Good Friday is a MOST holy and important day, but we are NOT meant to stay here focusing on our sin.  As Jesus declared on the cross; “It is finished”.  Even sin in our future, is already paid for… nothing can separate us from the love of God…nothing….

This week I found an old letter from someone who said some very hurtful things to me.  All over again I felt like maybe I’m actually a horrible person and the hurt was as fresh as when I first received the letter.  I believe it was a timely find to show me that this is not how God see me and I need to live life in the reality of God and the life he gives me…  not someone’s hurtful perception. 

This is also an example of how our un-forgiveness of our brothers and sisters in Christ robs us and others of the life that Jesus paid so dearly to give us.

Do we comprehend the grace of God?  Psalm 103:10 “He does not treat us as our sins deserve or repay us according to our iniquities.”  Have you ever felt that things weren’t working out for you and you figured that maybe it was God punishing you… ?    I do this all the time but it is wrong! God does not do this- the cross took that away.  Jesus took that punishment.   

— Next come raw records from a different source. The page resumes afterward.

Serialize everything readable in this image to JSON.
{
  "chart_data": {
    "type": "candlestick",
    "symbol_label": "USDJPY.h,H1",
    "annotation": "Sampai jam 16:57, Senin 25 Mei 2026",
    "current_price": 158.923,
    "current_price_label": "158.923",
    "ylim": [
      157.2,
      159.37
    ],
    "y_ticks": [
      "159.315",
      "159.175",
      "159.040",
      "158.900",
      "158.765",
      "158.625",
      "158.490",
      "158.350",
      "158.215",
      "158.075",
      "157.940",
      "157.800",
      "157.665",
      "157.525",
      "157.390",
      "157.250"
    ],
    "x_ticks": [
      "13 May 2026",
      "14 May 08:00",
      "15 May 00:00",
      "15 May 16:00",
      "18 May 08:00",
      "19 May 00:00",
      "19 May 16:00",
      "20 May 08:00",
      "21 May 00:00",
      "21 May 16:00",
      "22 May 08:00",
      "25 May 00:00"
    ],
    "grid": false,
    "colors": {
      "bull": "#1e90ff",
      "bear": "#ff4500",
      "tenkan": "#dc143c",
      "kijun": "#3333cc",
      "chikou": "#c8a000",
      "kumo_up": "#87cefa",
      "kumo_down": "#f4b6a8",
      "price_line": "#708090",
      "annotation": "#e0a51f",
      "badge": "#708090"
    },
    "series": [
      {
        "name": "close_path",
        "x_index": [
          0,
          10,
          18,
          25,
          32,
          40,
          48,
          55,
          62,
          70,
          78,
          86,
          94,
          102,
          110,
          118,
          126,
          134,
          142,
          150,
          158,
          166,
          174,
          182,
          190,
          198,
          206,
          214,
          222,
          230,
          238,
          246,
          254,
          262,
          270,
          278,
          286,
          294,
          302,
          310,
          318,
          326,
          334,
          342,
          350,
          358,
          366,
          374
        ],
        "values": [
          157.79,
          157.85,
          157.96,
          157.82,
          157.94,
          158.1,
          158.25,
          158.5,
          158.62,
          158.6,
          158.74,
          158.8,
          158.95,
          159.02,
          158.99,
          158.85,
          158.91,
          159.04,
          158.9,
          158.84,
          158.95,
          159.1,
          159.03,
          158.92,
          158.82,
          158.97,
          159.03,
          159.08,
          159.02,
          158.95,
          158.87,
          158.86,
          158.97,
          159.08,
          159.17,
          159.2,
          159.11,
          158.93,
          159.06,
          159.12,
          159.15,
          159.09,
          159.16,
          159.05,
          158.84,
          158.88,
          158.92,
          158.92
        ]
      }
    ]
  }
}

The cross was vital, and the powers and principalities operating meant it to be death and destruction.   But that death was only part one of the story.  Our debts are all paid.  We are loved and we are free.  Resurrection is coming….

 If we do not accept the gift of freedom and actually live the life that Jesus came to bring us, then Jesus’ sacrifice was in vain.  Let us this day, determine to step into that way of abundant God given life.  Let us determine to also set free the captives who have not understood the grace of God…. Let go and forgive them, just as Christ has forgiven us… set them free and live free and rejoicing in the knowledge of the abundant love of God.   He loves you so much and says, YOU are WORTH DYING for!